Investors are cracking the whip to ensure that their demands for ESG (environment-social-governance) options are met. Money is flowing to ESG-focused ETFs and mutual funds, while hedge funds that are slow on the uptake are being cold-shouldered. BlackRock CEO last month told investee company CEOs that “we are on the edge of a fundamental reshaping of finance,” with reference to climate change and climate risk.
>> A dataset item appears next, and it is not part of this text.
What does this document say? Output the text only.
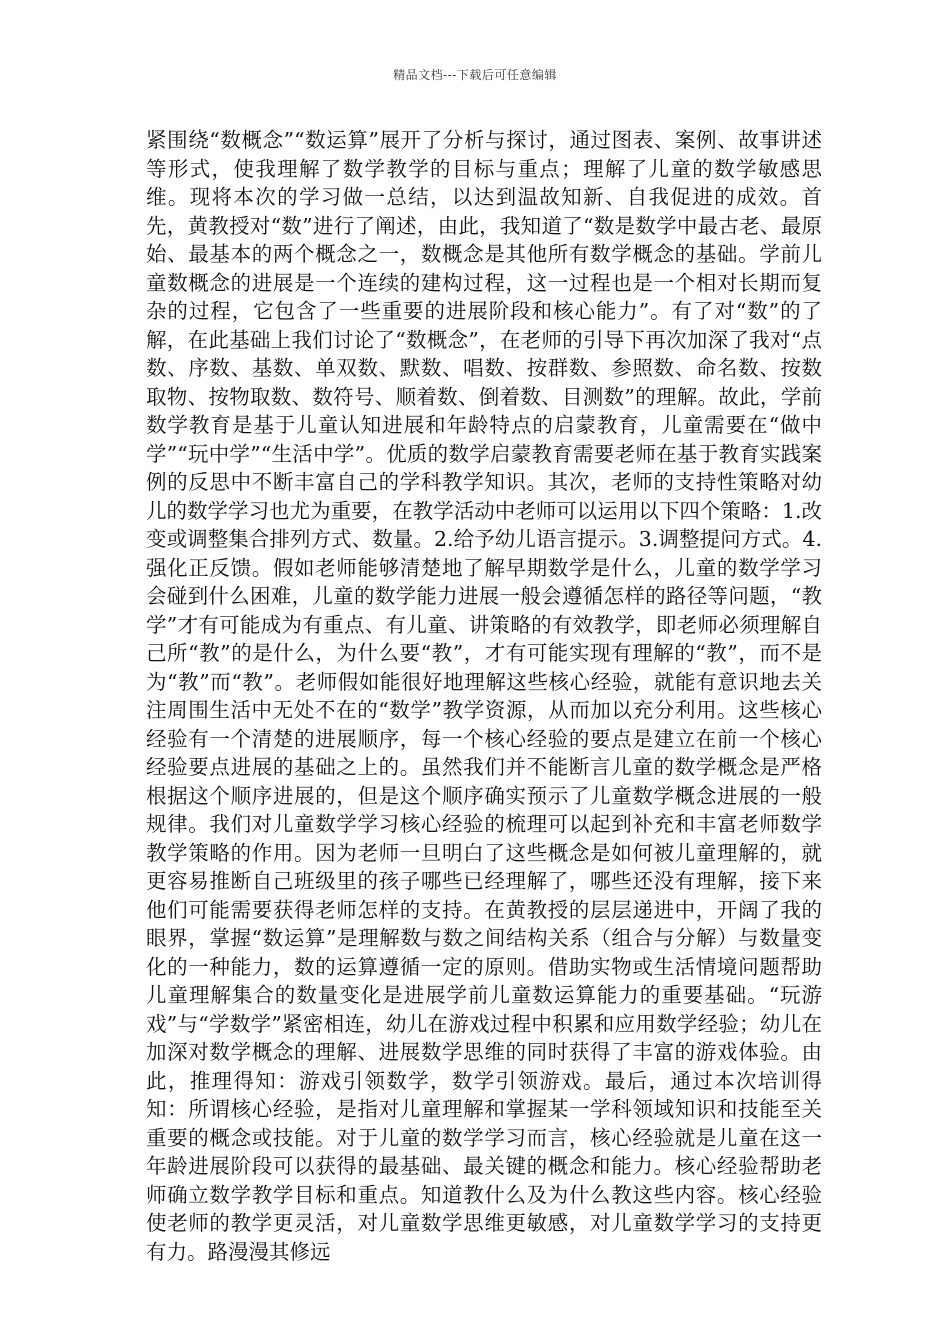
精品文档---下载后可任意编辑

紧围绕“数概念”“数运算”展开了分析与探讨，通过图表、案例、故事讲述等形式，使我理解了数学教学的目标与重点；理解了儿童的数学敏感思维。现将本次的学习做一总结，以达到温故知新、自我促进的成效。首先，黄教授对“数”进行了阐述，由此，我知道了“数是数学中最古老、最原始、最基本的两个概念之一，数概念是其他所有数学概念的基础。学前儿童数概念的进展是一个连续的建构过程，这一过程也是一个相对长期而复杂的过程，它包含了一些重要的进展阶段和核心能力”。有了对“数”的了解，在此基础上我们讨论了“数概念”，在老师的引导下再次加深了我对“点数、序数、基数、单双数、默数、唱数、按群数、参照数、命名数、按数取物、按物取数、数符号、顺着数、倒着数、目测数”的理解。故此，学前数学教育是基于儿童认知进展和年龄特点的启蒙教育，儿童需要在“做中学”“玩中学”“生活中学”。优质的数学启蒙教育需要老师在基于教育实践案例的反思中不断丰富自己的学科教学知识。其次，老师的支持性策略对幼儿的数学学习也尤为重要，在教学活动中老师可以运用以下四个策略：1.改变或调整集合排列方式、数量。2.给予幼儿语言提示。3.调整提问方式。4.强化正反馈。假如老师能够清楚地了解早期数学是什么，儿童的数学学习会碰到什么困难，儿童的数学能力进展一般会遵循怎样的路径等问题，“教学”才有可能成为有重点、有儿童、讲策略的有效教学，即老师必须理解自己所“教”的是什么，为什么要“教”，才有可能实现有理解的“教”，而不是为“教”而“教”。老师假如能很好地理解这些核心经验，就能有意识地去关注周围生活中无处不在的“数学”教学资源，从而加以充分利用。这些核心经验有一个清楚的进展顺序，每一个核心经验的要点是建立在前一个核心经验要点进展的基础之上的。虽然我们并不能断言儿童的数学概念是严格根据这个顺序进展的，但是这个顺序确实预示了儿童数学概念进展的一般规律。我们对儿童数学学习核心经验的梳理可以起到补充和丰富老师数学教学策略的作用。因为老师一旦明白了这些概念是如何被儿童理解的，就更容易推断自己班级里的孩子哪些已经理解了，哪些还没有理解，接下来他们可能需要获得老师怎样的支持。在黄教授的层层递进中，开阔了我的眼界，掌握“数运算”是理解数与数之间结构关系（组合与分解）与数量变化的一种能力，数的运算遵循一定的原则。借助实物或生活情境问题帮助儿童理解集合的数量变化是进展学前儿童数运算能力的重要基础。“玩游戏”与“学数学”紧密相连，幼儿在游戏过程中积累和应用数学经验；幼儿在加深对数学概念的理解、进展数学思维的同时获得了丰富的游戏体验。由此，推理得知：游戏引领数学，数学引领游戏。最后，通过本次培训得知：所谓核心经验，是指对儿童理解和掌握某一学科领域知识和技能至关重要的概念或技能。对于儿童的数学学习而言，核心经验就是儿童在这一年龄进展阶段可以获得的最基础、最关键的概念和能力。核心经验帮助老师确立数学教学目标和重点。知道教什么及为什么教这些内容。核心经验使老师的教学更灵活，对儿童数学思维更敏感，对儿童数学学习的支持更有力。路漫漫其修远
He further warned that BlackRock may vote against non-compliant management and board directors. Clearly, the tide has turned decisively in favor of responsible investing. (CNBC)
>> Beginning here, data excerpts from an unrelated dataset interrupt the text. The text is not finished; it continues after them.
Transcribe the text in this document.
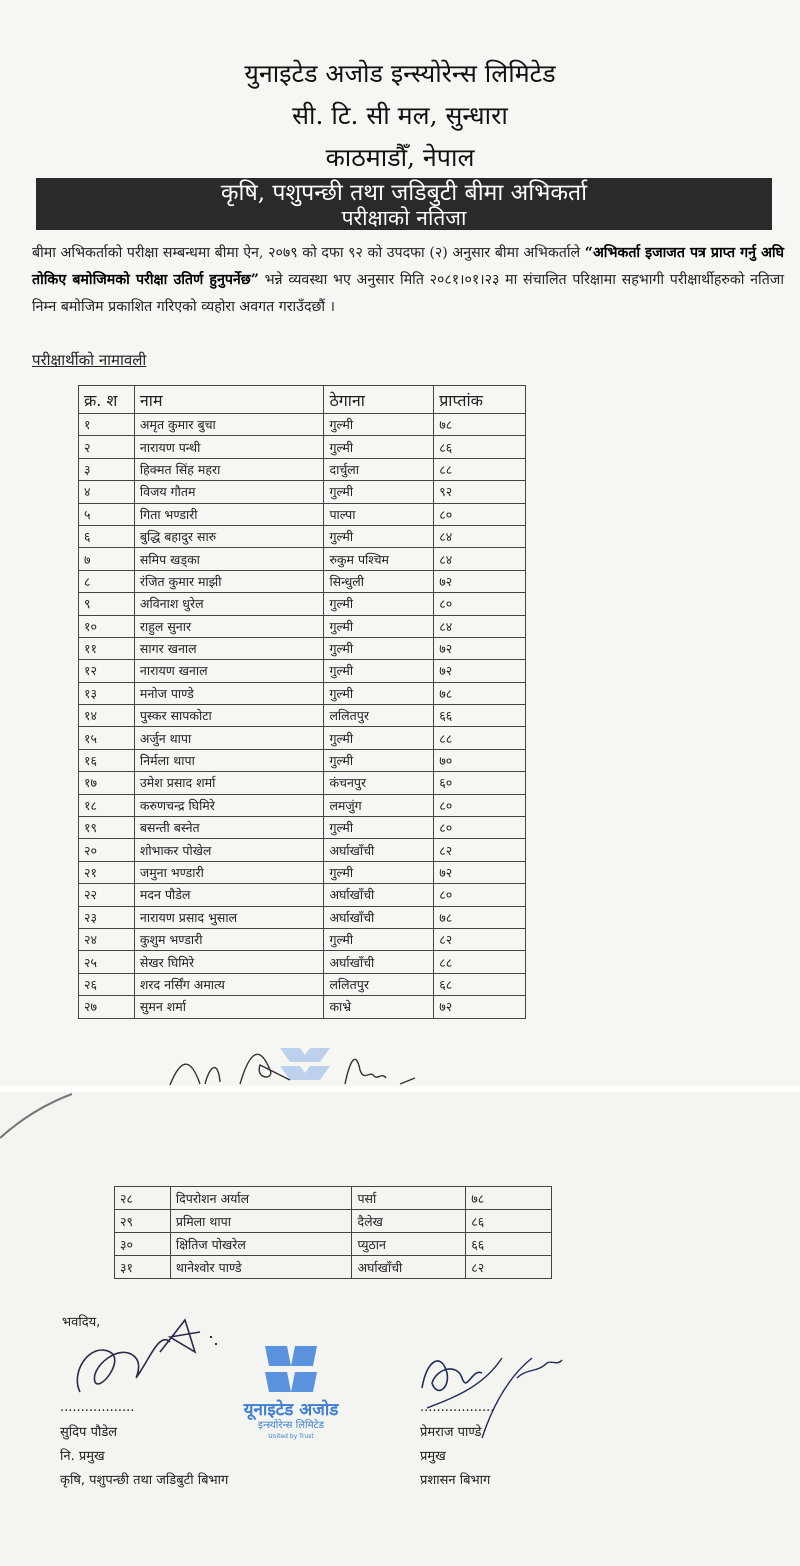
युनाइटेड अजोड इन्स्योरेन्स लिमिटेड
सी. टि. सी मल, सुन्धारा
काठमाडौँ, नेपाल
कृषि, पशुपन्छी तथा जडिबुटी बीमा अभिकर्ता
परीक्षाको नतिजा
बीमा अभिकर्ताको परीक्षा सम्बन्धमा बीमा ऐन, २०७९ को दफा ९२ को उपदफा (२) अनुसार बीमा अभिकर्ताले “अभिकर्ता इजाजत पत्र प्राप्त गर्नु अघि तोकिए बमोजिमको परीक्षा उतिर्ण हुनुपर्नेछ” भन्ने व्यवस्था भए अनुसार मिति २०८१।०१।२३ मा संचालित परिक्षामा सहभागी परीक्षार्थीहरुको नतिजा निम्न बमोजिम प्रकाशित गरिएको व्यहोरा अवगत गराउँदछौं ।
परीक्षार्थीको नामावली
क्र. श	नाम	ठेगाना	प्राप्तांक
१	अमृत कुमार बुचा	गुल्मी	७८
२	नारायण पन्थी	गुल्मी	८६
३	हिक्मत सिंह महरा	दार्चुला	८८
४	विजय गौतम	गुल्मी	९२
५	गिता भण्डारी	पाल्पा	८०
६	बुद्धि बहादुर सारु	गुल्मी	८४
७	समिप खड्का	रुकुम पश्चिम	८४
८	रंजित कुमार माझी	सिन्धुली	७२
९	अविनाश धुरेल	गुल्मी	८०
१०	राहुल सुनार	गुल्मी	८४
११	सागर खनाल	गुल्मी	७२
१२	नारायण खनाल	गुल्मी	७२
१३	मनोज पाण्डे	गुल्मी	७८
१४	पुस्कर सापकोटा	ललितपुर	६६
१५	अर्जुन थापा	गुल्मी	८८
१६	निर्मला थापा	गुल्मी	७०
१७	उमेश प्रसाद शर्मा	कंचनपुर	६०
१८	करुणचन्द्र घिमिरे	लमजुंग	८०
१९	बसन्ती बस्नेत	गुल्मी	८०
२०	शोभाकर पोखेल	अर्घाखाँची	८२
२१	जमुना भण्डारी	गुल्मी	७२
२२	मदन पौडेल	अर्घाखाँची	८०
२३	नारायण प्रसाद भुसाल	अर्घाखाँची	७८
२४	कुशुम भण्डारी	गुल्मी	८२
२५	सेखर घिमिरे	अर्घाखाँची	८८
२६	शरद नर्सिंग अमात्य	ललितपुर	६८
२७	सुमन शर्मा	काभ्रे	७२
२८	दिपरोशन अर्याल	पर्सा	७८
२९	प्रमिला थापा	दैलेख	८६
३०	क्षितिज पोखरेल	प्युठान	६६
३१	थानेश्वोर पाण्डे	अर्घाखाँची	८२
भवदिय,
..................
सुदिप पौडेल
नि. प्रमुख
कृषि, पशुपन्छी तथा जडिबुटी बिभाग
यूनाइटेड अजोड
इन्स्योरेन्स लिमिटेड
United by Trust
..................
प्रेमराज पाण्डे
प्रमुख
प्रशासन बिभाग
But is this a flash in the pan, or is the trend here for good?
Germany has decided to switch over completely from coal to renewable energy by 2038. Oil giant BP is aiming to have net-zero emissions by 2050. The UK is moving to end sales of all non-electric cars by 2035.
There has been a veritable explosion in the issue of green bonds in 2019. A total of 479 green bonds issued globally, up 25% year-on-year, and raising $185 billion. Further, 2020 is shaping up to be yet another bumper year for these bonds.
The 2020 Global ETF Investor Survey conducted by private bank Brown Brothers Harriman (BBH) estimated that nearly three-quarters of global investors plan to increase their ESG ETF allocation over the next year.
Furthermore, in five years, almost a fifth of investors said they intended to park between 21% and 50% of their portfolio in ESG funds.
Meanwhile, a survey by the Alternative Investment Management Association (AIMA) and KPMG of 135 institutional investors and fund managers showed that 84% had a rising interest in ESG-focused funds and strategies in the past year.
Indexing provider MSCI is very bullish on ESG
MSCI is so confident of sustained investor interest that it expects its ESG indexes to ultimately grow bigger than its traditional indexes. (CPI Financial)
According to Remy Briand, Head of MSCI’s ESG research, “assets under management following the company’s ESG gauges will likely double in 2020, continuing last year’s trend.”
In fact, MSCI’s ESG benchmark revenues grew between an estimated 60% and 65% to $38 million in 2019.
Meanwhile, the MSCI ACWI ESG Leaders Index has gained more than 50% in the past five years. It has solidly outperformed the rise of about 35% in the MSCI All-Country World Index. (However, tech and finance shares have the biggest weightings in both indices, accounting for more than a third in each.)
All these factors together indicate that ESG investing is here for the long-term.
“The traditional risk-return equation is being rewritten to include ESG factors,” said Anthony Cowell, KPMG’s head of asset management in the Cayman Islands.